Is it a prerequisite for a valid right of first refusal or pre-emptive right in respect of land to be in writing

25 June 2018 2057
The position in the South African Law relating to the sale of immovable property had been quite clear courtesy of the provisions of the Alienation of Land Act, Act 68 of 1981 (the "Act") as well as its predecessor.  The general principle is that any agreement for the alienation of land needs to comply with the formalities prescribed in the said Act.  This specifically applies to agreements of sale as well as options and until quite recently was automatically regarded as to also cover pre-emptive rights or a right of first refusal.

Such pre-emptive right or right of first refusal is normally granted by the owner of land in favour of another party which means that the landowner, on deciding to sell the land, should first offer the land to the said party in whose favour the right was granted.  Only once the third party decides not to accept the offer by the landowner, the landowner will be free to sell to any other potential buyer.

As stated the approach in the South African Law, until the Constitutional Court decision in Mokone v Tassos Properties CC and Another during July 2017, was that such right of first refusal or pre-emptive right should always be in writing in order to comply with the strict requirements of the Act.  The question that was however specifically raised before the Constitutional Court was whether a right of first refusal or pre-emptive right does indeed constitute an "alienation" as envisaged in the Act as Section 2(1) of the Act provides:  "No alienation of land after the commencement of this section shall …….…..be of any force or effect unless it is contained in a deed of alienation signed by the parties thereto or by their agents acting on written authority."  This provision, more or less corresponds with the provision of its predecessor being the Formalities in Respect of Contracts of Sale of Land Act of 1969.  Consideration of a definition of the term "alienate" in the latter act merely states that:  "alienate, in relation to land, means sell, exchange or donate, irrespective of whether such sale, exchange or donation is subject to a suspensive or resolutive condition, and "alienation" has a corresponding meaning".

The court argued that in the case of a right of pre-emption, an "alienation" as defined by the Act takes place only when the right is exercised and the sale comes into being.  Merely affording someone that right to buy is not an "alienation" because that is simply not a sale, exchange or donation.  The court consequently came to the conclusion that Section 2(1) of the Alienation of Land Act should not apply to a right of pre-emption.  On considering the provisions of the predecessor of the Act, the court also came to the conclusion that the meaning of "alienate" in the previous act was similar to the current act and should not have applied to a right of pre-emption even when the previous act was still in operation.  The court further concluded that the right of pre-emption gives the pre-emptor no right to claim transfer of land but merely gives him a right to enter into an agreement of sale with the grantor of the pre-emptive right should the latter wish to sell.  When such an agreement is completed, only then and not before, will he have a right to claim transfer of land and that it is this subsequent agreement of sale which must be in writing.
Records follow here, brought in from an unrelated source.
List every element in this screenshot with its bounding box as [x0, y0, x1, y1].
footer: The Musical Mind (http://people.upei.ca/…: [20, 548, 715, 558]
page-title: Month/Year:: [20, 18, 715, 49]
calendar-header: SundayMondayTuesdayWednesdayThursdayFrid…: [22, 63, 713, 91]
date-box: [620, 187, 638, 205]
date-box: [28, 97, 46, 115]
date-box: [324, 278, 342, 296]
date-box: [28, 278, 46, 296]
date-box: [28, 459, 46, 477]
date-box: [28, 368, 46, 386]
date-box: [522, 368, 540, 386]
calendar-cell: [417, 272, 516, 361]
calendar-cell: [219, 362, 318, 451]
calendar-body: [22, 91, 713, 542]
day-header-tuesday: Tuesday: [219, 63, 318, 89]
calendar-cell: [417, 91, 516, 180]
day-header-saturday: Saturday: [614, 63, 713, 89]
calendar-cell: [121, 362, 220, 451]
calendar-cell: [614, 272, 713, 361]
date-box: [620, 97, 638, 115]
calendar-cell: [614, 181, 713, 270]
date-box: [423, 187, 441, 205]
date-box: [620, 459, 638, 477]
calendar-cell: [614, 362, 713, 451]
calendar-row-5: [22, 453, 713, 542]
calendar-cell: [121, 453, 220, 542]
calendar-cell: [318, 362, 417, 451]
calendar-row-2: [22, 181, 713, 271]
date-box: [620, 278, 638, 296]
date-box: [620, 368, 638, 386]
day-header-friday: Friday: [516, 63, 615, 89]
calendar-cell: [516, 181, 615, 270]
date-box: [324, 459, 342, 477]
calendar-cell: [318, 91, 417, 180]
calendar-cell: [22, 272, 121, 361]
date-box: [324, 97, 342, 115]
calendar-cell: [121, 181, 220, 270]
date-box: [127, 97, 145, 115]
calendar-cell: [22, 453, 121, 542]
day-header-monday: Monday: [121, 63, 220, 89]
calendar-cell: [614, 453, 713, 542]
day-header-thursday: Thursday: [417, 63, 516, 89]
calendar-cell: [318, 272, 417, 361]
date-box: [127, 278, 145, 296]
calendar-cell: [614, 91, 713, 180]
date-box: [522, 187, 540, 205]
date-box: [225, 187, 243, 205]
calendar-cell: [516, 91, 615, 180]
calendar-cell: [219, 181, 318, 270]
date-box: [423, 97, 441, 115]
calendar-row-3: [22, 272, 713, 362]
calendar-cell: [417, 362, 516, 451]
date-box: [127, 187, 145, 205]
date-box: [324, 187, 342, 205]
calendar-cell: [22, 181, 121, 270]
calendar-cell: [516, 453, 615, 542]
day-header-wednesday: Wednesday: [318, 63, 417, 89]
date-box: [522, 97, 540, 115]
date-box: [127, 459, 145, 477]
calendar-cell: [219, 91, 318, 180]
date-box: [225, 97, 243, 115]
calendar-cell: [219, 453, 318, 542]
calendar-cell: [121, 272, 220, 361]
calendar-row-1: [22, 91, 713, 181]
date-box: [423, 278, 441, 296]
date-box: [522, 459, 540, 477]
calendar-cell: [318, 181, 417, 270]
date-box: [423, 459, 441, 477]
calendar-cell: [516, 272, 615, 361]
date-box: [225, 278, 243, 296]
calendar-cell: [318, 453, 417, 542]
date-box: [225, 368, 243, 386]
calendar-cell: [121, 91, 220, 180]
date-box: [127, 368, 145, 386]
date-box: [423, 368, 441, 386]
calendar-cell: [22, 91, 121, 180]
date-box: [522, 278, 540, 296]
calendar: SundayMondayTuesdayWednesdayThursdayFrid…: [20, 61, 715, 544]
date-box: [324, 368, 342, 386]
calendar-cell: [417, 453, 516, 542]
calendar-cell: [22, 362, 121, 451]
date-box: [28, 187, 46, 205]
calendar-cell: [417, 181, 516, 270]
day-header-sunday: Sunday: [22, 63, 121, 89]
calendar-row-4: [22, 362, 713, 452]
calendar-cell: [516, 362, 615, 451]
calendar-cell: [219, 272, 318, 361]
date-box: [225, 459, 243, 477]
The Constitutional Court also referred to the so-called Oryx mechanism originating from the matter of Associated South African Bakeries (Pty) Ltd v Oryx & Vereinigte Bückereien (Pty) Ltd decided by the then Appellate Division in 1982 and which stated that in the event that the seller concludes a contract of sale with a third party in breach of a right of pre-emption, the holder of the right of pre-emption may, through a unilateral declaration of intent, step into the position of the third party.  A contract of sale is then deemed to have been between the seller and the holder of the right of pre-emption.  This requirement can be satisfied and achieved in a manner that does not bypass the strict requirements of the Act as discussed above.

In the Mokone matter the right of first refusal was originally contained in an agreement of lease.  The said agreement of lease expired and was thereafter orally extended for a further period by agreement between the parties.  The landlord was of the opinion that by extending the lease agreement orally, the right of first refusal was not automatically or even by implication extended.  The landlord thereafter proceeded to sell the said property to a third party without honouring the provisions of the right of first refusal.  The appellant Mrs Mokone then took the matter to court and applied for an order to set aside the sale and transfer of the property and compel the landlord to give transfer to herself.  The court first came the conclusion that the extension of the lease agreement was valid because it is not a prerequisite that lease agreements be in writing and was then confronted with the further question whether ancillary provisions in the lease agreement like for example the clause pertaining to the granting of right of first refusal was also extended.  Under the previous approach in South African Law as referred to above, the answer was immediately that such right could not have been extended due to a lack of compliance with the strict requirements of the Act.

The position regarding compliance and form of pre-emptive rights or rights of first refusal had been put in the clear by this decision of the Constitutional Court.